Rudat et al. [14] reported IMRT resulted in significantly decreased heart and lung high dose volume with a significantly improved CI when compared to 3D-CRT. They also found that tangential beam IMRT for irradiation of the chest wall of post mastectomy breast cancer patients could significantly decrease the dose-volume of the ipsilateral lung.
Smith et al. [15] compared three tangential beam IMRT plans with conventional tangential beam 2D plans for the adjuvant radiotherapy of the whole breast in 20 patients with early breast cancer. All IMRT plans showed a significant improvement of the PTV HI of 15%, heart V30% of 28% to 33%, and whole lung V20% of 2% to 8% compared to the conventional technique.

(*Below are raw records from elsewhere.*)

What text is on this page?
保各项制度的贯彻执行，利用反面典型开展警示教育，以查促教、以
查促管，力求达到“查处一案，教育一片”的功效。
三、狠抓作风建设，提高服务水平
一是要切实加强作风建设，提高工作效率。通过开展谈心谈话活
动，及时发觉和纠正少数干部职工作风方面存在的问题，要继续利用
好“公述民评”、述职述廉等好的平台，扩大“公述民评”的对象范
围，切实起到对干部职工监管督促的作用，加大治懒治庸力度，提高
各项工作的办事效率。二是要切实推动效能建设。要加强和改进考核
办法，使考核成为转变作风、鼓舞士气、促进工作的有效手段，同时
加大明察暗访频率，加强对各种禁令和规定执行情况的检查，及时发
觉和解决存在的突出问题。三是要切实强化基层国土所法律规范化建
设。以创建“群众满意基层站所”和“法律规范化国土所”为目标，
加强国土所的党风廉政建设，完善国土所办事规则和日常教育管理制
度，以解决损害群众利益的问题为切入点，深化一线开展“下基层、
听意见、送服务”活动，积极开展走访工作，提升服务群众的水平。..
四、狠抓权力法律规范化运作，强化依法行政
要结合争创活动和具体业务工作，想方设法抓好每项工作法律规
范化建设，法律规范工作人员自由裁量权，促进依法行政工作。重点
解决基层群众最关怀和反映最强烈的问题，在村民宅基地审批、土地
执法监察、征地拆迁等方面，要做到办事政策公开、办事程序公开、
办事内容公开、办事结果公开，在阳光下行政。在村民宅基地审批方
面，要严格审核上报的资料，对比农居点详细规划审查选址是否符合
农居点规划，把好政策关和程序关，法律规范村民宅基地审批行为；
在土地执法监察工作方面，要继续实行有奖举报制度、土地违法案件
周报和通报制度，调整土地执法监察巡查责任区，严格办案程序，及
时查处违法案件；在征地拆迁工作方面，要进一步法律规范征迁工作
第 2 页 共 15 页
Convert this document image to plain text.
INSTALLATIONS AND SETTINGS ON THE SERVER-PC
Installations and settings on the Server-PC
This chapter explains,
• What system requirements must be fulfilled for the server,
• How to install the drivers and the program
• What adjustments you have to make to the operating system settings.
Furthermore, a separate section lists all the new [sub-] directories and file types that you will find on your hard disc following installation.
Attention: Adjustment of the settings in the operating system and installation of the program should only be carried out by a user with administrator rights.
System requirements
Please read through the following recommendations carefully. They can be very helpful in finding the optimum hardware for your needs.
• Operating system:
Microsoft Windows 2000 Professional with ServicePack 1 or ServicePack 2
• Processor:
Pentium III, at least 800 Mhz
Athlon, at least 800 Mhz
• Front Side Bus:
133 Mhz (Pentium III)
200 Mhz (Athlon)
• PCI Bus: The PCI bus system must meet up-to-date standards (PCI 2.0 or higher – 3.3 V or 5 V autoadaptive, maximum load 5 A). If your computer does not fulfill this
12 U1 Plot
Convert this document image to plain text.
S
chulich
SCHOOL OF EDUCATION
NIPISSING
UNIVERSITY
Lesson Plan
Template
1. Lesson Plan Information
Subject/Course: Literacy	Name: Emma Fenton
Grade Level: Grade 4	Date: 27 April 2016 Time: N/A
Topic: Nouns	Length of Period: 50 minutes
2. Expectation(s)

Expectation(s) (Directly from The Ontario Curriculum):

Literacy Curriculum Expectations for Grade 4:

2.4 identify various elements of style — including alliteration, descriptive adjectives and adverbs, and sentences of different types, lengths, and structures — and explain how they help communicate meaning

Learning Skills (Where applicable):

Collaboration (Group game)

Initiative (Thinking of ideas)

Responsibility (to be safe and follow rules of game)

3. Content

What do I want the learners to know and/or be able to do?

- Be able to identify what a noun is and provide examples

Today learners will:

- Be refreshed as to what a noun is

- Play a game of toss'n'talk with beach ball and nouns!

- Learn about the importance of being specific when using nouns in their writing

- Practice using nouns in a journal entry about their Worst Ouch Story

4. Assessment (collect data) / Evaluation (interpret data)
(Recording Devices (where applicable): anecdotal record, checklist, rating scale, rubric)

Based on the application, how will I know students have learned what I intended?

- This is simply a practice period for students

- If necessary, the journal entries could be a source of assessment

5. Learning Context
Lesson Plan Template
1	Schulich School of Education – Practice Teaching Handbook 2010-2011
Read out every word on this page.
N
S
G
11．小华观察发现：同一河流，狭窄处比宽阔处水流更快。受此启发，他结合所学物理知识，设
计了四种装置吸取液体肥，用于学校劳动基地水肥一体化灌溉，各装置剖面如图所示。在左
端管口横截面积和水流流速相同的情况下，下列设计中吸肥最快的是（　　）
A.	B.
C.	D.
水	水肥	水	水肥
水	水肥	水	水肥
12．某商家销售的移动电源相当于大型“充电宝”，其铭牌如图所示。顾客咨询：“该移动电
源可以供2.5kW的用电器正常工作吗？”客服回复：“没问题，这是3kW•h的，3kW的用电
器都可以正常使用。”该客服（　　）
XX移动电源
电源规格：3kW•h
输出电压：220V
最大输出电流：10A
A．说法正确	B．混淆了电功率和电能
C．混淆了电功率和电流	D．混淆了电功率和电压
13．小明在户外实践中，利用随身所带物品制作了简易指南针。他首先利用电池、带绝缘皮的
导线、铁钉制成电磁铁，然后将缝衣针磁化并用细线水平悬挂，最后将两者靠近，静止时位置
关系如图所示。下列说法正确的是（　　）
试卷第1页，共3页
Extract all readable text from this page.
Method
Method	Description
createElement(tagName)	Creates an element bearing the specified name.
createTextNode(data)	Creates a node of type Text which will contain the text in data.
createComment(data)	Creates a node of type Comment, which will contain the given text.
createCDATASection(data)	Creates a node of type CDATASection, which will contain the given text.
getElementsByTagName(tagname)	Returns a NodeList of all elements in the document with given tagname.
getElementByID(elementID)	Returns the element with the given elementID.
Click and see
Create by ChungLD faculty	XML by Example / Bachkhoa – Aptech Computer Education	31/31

Moorthy et al. [16] compared and analyzed the dosimetric aspects of IMRT over 3D-CRT for chest wall. There was a consistent improvement in CI for breast volume from 1.33 for 3D-CRT to 1.15 for IMRT (P<0.05). The Homogeneity Index was improved with IMRT for the breast volume (P<0.05). Ipsilateral lung V20 Gy was significantly reduced with IMRT (P<0.01). Both lungs V20 Gy was significantly improved with IMRT (P<0.01). The heart V30 Gy was 1.12% in IMRT against 2.5% in 3D-CRT. They concluded that both the methods achieved adequate target coverage, IMRT reduces maximum doses and improves Conformity and Homogeneity indices of target volumes, also reduces dose to OAR.
Freedman et al. [17] reported that IMRT decreases Acute Skin Toxicity for Women Receiving Radiation for Breast Cancer. There was no desquamation in 42% of IMRT patients, dry desquamation in 37% and moist desquamation in 21%. The degree of desquamation was greater for conventional patients compared with IMRT patients 52% grade 0, 10% grade 1, and 38% grade 2 (P=0.001).
Prospective studies with long follow-up times are needed to fully evaluate the cardiac toxicity and secondary lung cancer risk in breast cancer patients treated with tangential beam IMRT.
Tangential beam IMRT for the radiotherapy in breast cancer patients offers the potential to significantly reduce the dose-volume of the ipsilateral lung, dose-volume of the heart compared to tangential beam 3D-CRT which will translate into decrease in risk of cardiac and lung toxicity also decreased second cancer risk. IMRT definitely delays the acute skin reactions in all patients.